Well...city contract workers DID cause the damage that led to the spill. So, duh.
And now, the city is saying, if there’s a spill...they’re not going to protect their citizens? Sounds like a clear case of “knife, nose, chop, face” to me.
Time for a recall election.
There was some argument over that pipeline puncturing by the city crews - they were following a map provided by K-M, and were following it correctly - the map was apparently wrong.
That incident - which produced a literal gusher of oil - totally ruined many houses in the area, which had to be bought out by the city. And land in Metro Vancouver isn’t cheap.
I’m not anti-oil, but there’s more to that story that should be considered.
We have a long-standing relationship with the City of Burnaby and have been operating responsibly in the community for 60 years, Scott Stoness, vice-president, regulatory, said in an emailed statement.”
We never recovered anything from that, Burnaby Mayor Derek Corrigan said in an interview. Costs to the city stemming from the rupture were significant, he said, but he could not provide a specific figure.”

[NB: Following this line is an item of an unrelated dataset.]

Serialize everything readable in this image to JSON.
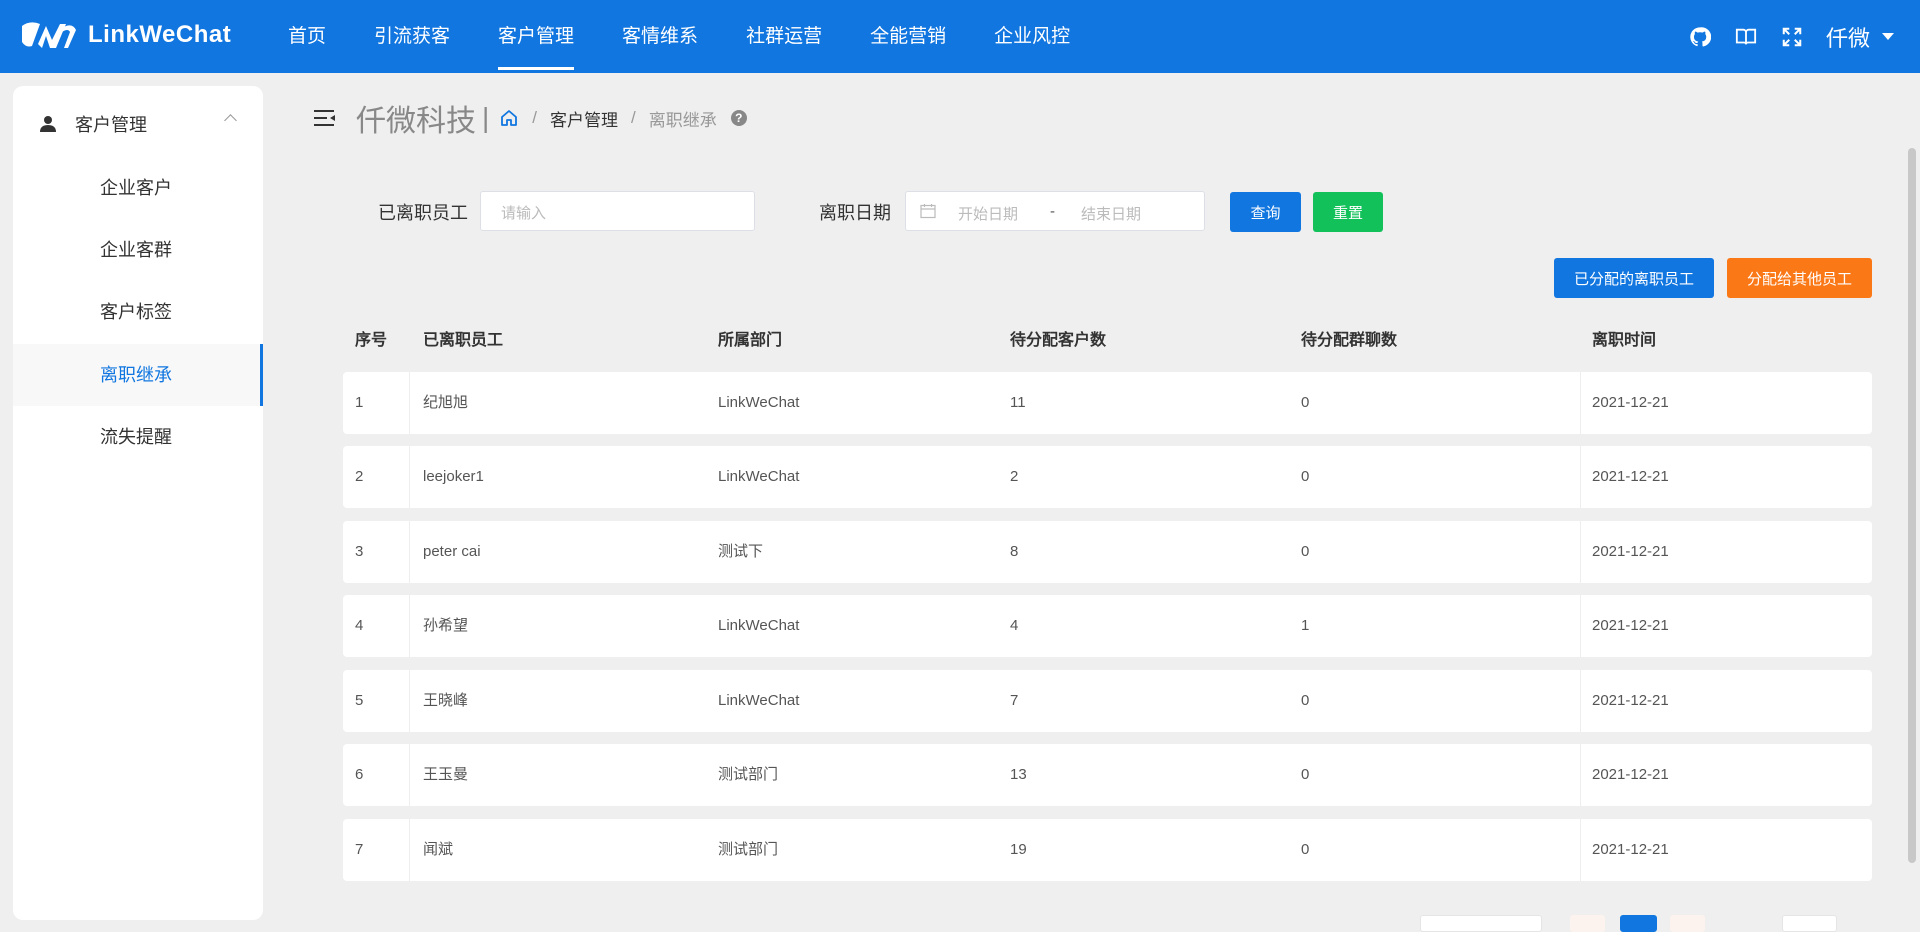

Wow, they collected nothing in 60 years, landed no jobs, collected no taxes, local businesses sold no supplies in all those years. Sounds like they need a new local government instead of the one they have that has been co-opted by anti pipeline elements. We have the same problem on our side of the border, specifically the Keystone pipeline deniers.
I must have taken a nap while posting, I should change my handle to “ipost-slow”. :)
Just like in the US, Canada has a "call before you dig" program.
Make the call and they will come mark the location of their buried utilities and lines. That puts the responsibility on the owner of the buried lines if wrong.
If you dig without doing that call, you take responsibility for what you hit, same as in the US.
For more than one reason British Columbia is known as ‘British California’ and the ‘Left’ Coast! Not only the least severe winter weather in Canada, but the politics mimic CA.
What does Ian Kelly think about this?
"There is no such thing as a good tax."
everyone is jumping on the bandwagon to extract their pound of payolla.